Now for a bit of policy.
We’ve discussed teacher performance pay and union issues before on TeachBreakthroughs, and the discussion has recently returned to the campaign trail in earnest. Last weekend, Barack Obama accepted the endorsement from the National Education Association, a 3.2 million member teacher’s union. He made performance pay a subject of his speech, just as he did at the NEA meeting last year, drawing boos. In the primaries, the NEA decided not to endorse a candidate, while the American Federation of Teachers (a more Labor-Movement-Connected union) was among the most active surrogate groups for Hillary Clinton. While Obama’s work toward performance pay won’t drive the unions to another candidate, there are some questions there.

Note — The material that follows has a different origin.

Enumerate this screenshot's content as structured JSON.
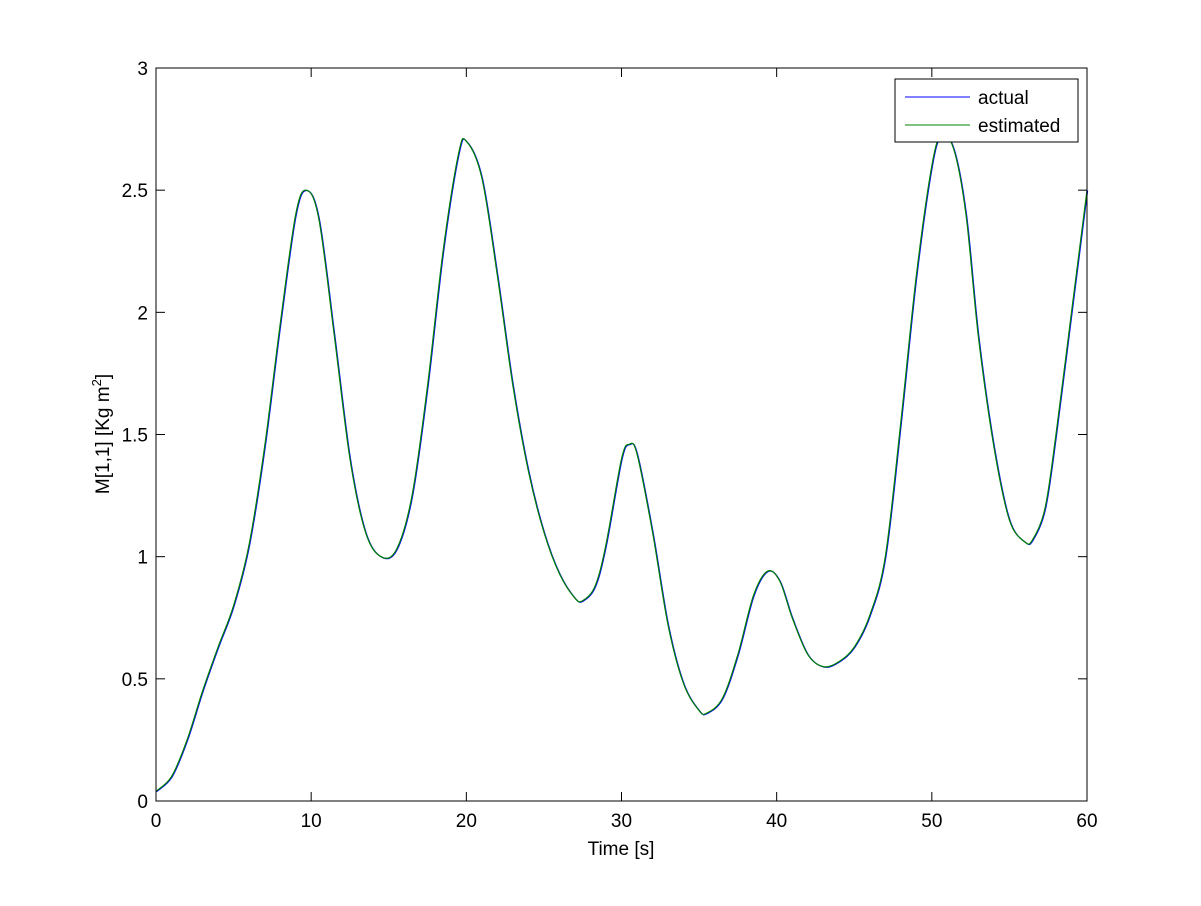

Richard D. Kahlenberg wrote for The American Prospect a useful rundown of the education reform debate happening right now on the left. It’s a great read, but here’s the gist of the piece:
While progressives generally agree that education in America is a mess and that performance needs to increase, there are two schools of thought that have seen little chance for compromise:
- A “civil rights” coalition that wants the schools themselves to change. This means applying efforts to issues ranging from teacher recruitment and pay to leadership structures. This group, characterized by big-city school reformers like Joel Klein and Michelle Rhee, along with politicians like Newark Mayor (and Breakthrough special event keynote speaker) Corey Booker. The fact that many signature school reform measures are opposed by the unions leaves this group with a negative relationship to them. They generally think No Child Left Behind was generally a good idea, though poorly executed and not thoughtful enough. “We’ve got to do something, and we actually have some control over the school system. Let’s fix that and see what else happens.”
- A bigger-issues (and union-connected) group that makes the the case that student performance is determined by all the things that happen to a kid before he sets foot in a school. There is plenty of evidence to support this side of the argument, most influentially the Coleman study of 1966. NCLB is, to this group, misguided. “Why send teacher job security and tenure down the river, if the way to really improve performance is to end poverty in America?”
Kahlenberg makes an argument for how to thread the needle and get these two groups at the table for some meaningful reform.
It’s hard to say where Breakthrough would sit in this debate, but the goals we have for societal reforms run through the classroom and educational attainment. I personally think it would be great if we could make schools better, without “going to war” with the teachers and the unions.